Singapore's economy dominated the debate on the President's Address yesterday, but the focus shifted from the previous day's theme of weathering storms to thriving in a fast-changing environment.
MPs were keen to help small and medium-sized enterprises (SMEs) compete and to encourage new start-ups. Mr Cedric Foo (Pioneer), in summing up the challenges of the new economy, pointed to the rise in robotics, the move of services to countries with lower labour costs, and "disruptive technologies" that shake up the status quo.
"Such developments could be viewed as threats, but if we are nimble, they also present Singapore with many new opportunities," he said.
Minister of State for Trade and Industry Koh Poh Koon gave examples of how some SMEs had seized such opportunities.
Engineering firm Sanwa Group, for instance, formed a consortium with six local companies to exploit the new growth area of additive manufacturing.

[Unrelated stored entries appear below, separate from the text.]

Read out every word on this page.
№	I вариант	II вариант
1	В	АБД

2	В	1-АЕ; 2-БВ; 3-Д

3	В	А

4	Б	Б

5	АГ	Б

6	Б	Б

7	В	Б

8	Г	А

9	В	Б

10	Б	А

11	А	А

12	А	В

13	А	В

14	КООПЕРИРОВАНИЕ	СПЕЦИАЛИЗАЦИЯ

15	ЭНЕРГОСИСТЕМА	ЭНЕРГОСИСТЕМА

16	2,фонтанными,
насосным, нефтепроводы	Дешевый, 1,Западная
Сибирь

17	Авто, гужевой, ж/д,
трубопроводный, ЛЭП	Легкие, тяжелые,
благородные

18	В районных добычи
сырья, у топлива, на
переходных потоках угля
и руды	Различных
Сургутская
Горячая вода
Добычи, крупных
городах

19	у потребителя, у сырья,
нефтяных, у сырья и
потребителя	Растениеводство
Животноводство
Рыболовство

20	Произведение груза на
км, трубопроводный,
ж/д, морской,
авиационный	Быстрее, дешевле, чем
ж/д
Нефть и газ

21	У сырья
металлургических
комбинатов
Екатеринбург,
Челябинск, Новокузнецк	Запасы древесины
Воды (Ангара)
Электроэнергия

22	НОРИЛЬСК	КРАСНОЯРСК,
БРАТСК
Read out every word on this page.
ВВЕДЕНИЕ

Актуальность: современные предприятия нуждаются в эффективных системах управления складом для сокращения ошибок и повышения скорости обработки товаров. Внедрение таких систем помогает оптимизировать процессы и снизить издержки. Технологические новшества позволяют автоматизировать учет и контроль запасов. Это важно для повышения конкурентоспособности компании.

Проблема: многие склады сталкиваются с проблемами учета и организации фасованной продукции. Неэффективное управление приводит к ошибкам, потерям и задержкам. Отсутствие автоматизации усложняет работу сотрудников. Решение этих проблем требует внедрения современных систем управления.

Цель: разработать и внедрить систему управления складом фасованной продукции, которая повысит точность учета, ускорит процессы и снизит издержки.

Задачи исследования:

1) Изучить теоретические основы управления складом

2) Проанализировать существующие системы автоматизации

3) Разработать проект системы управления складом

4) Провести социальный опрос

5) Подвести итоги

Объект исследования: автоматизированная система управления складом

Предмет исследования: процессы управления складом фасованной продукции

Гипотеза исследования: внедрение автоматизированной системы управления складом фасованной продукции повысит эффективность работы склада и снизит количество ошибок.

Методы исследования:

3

The collaboration worked because the SMEs did not see each other as rivals, said Dr Koh. "In fact, members acknowledged that the competition was global, and that they had to collaborate in order to survive and succeed."
MP Henry Kwek (Nee Soon GRC) gave five suggestions for building a good environment for start-ups.
For instance, he said, research labs here should make their findings available to the market swiftly and affordably, and preferably to Singapore-based businesses.
The Government could set up "sandboxes" where start-ups can test their ideas on a small scale first. Also, it can start an advisory centre to help them with regulatory and public-sector information, he said.
Ms Foo Mee Har (West Coast GRC) was blunt about the inefficiency of some schemes, saying: "It is time to do away with generic government support schemes that served more as 'subsidy schemes'... rather than address (the businesses') underlying lack of competitiveness."
She did not name any scheme, but said future ones should focus on helping companies create innovative products.
She also suggested encouraging large Singapore companies - perhaps with tax incentives - to take smaller Singaporean suppliers overseas with them when they secure projects abroad.
To make sure that training is aligned with industry needs, the Government could also take a cue from Sweden's competitive bidding system for government funding of training programmes, she added.
Minister of State for Communications and Information, and Health Chee Hong Tat said that help for start-ups could be extended to the heartland. He suggested taking start-up incubators - similar to the JTC Launchpad@One-North - to Housing Board estates.
But amid the slew of ideas, Dr Koh sounded a note of caution: "Will over-supportive policies stifle the fighting spirit and the desire to succeed, much like how over-watering a plant will kill it?"
As Singapore seeks to help SMEs, this question should be kept in mind, he said.